LAHORE: An anti-terrorism court on Thursday acquitted all six personnel of the police’s Counter Terrorism Department (CTD) of the charge of killing four persons, including a woman and her daughter, in an alleged encounter earlier this year.

Muhammad Khalil, his wife Nabeela and their four children were travelling in a car, with their neighbour Zeeshan behind the wheel, when the CTD personnel intercepted the vehicle and opened fire on them. Later, the CTD officials claimed they had intelligence-based information that Zeeshan had links with a terrorist outfit.

Three minor children of Khalil — Muhammad Umair, Jazba and Muneeba — survived the attack with minor injuries.

On Jan 19, Yousafwala police registered an FIR on the complaint of Muhammad Jalil, brother of deceased Khalil, under sections 302, 324, 337 (F1, F-A1 & F3), 201 of the Pakistan Penal Code and Section 7 of the Anti-Terrorism Act, 1997.

Initially the trial was conducted in Sahiwal. However, the Lahore High Court (LHC) on June 17 shifted the proceedings to Lahore, allowing an application filed by the complainant.

The suspects — namely, Safdar Hussain, Ahsan Khan, Muhammad Ramzan, Saifullah, Hasnain Akbar and Nasir Nawaz — were indicted by the trial court.

“The prosecution has failed to prove the case against the accused... while dispensing justice the court has to see the evidence available on record...,” trial judge Arshad Hussain Bhutta ruled in the verdict.

The prosecution presented around 27 private witnesses. However, all of them exonerated the suspects from the charge and a majority of them maintained they knew nothing about the occurrence; some of them said they reached the crime scene after the incident.

The judge noted that all the witnesses were declared hostile and they were subjected to lengthy cross-examination by the prosecution, but in vain.

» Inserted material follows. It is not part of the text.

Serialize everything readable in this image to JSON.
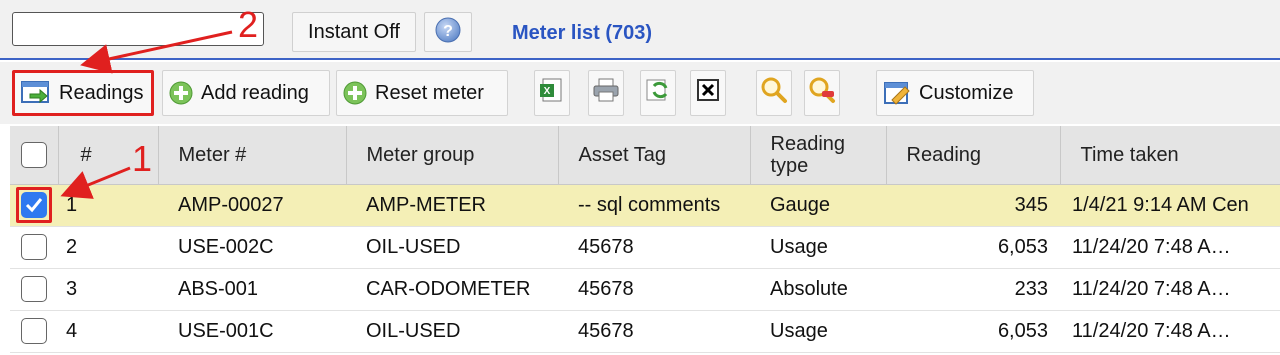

“All the private witnesses in response to cross-examination conducted by the learned defence counsel maintained that they had no objection if the accused persons were acquitted,” the judge wrote in the verdict.

He said the complainant admitted that the FIR was not chalked out on his instruction or on his application; rather a fictitious application was attributed to him.

“Umair, the injured witness, was also examined after conducting an inquiry of his competency to depose in the case and he also did not involve any of the suspects (and) in his cross-examination maintained he has no objection if the suspects are acquitted. Two minor witnesses, namely Hadia and Muneeba, were also presented by the prosecution but the trial court reached the conclusion that they were not competent to depose due to their tender ages.”

Therefore, the judge ruled that no ocular account was available to connect the suspects to the commission of the offence.

About the medical evidence, the judge observed there was no cavil to the preposition that post-mortem reports and the medico-legal reports only established that the deceased and injured persons received injuries, the kind of weapons used, seat of injuries, probable time between injuries and medical examination.

However, he noted that the medical account did not furnish the details of the assailants.

Referring to a high court judgement, the trial judge observed that medical evidence was a supportive piece of evidence and it was relevant only if primary evidence inspired confidence.

“And in this case this court has already reached the conclusion that prosecution has failed to bring on record ocular account against the accused persons, so medical account is of no help to the prosecution,” added the judge.

He also dismissed the digital evidence provided by the prosecution for being collected from unreliable sources and due to unavailability of original sources.

He further ruled that none of the witnesses attended the identification parade, so an adverse inference could be drawn from the conduct of the witnesses that either they intentionally avoided to participate in it or did not want to identify the suspects.

“So the identification parade is also not helpful to the case of the prosecution,” said the ruling.

Deputy Prosecutor General Abdul Rauf Wattoo argued during the trial that empties procured from the crime scene matched with the weapons issued to two of the suspects.

However, the judge observed that the court had already disbelieved the ocular account and reached the conclusion that recoveries of weapons in this case were not worthy of credence on account of non-recovery of the same from immediate possession of the suspects.

With regard to a positive report by the Punjab Forensic Science Agency, the judge further ruled: “Any of the private witnesses has not implicated the accused in this case, rather injured witness failed to identify the accused, so positive report of the ballistic expert is of no use to the prosecution.”

“The accused persons are hereby acquitted of the charges by extending them the benefit of doubt,” the judge concluded.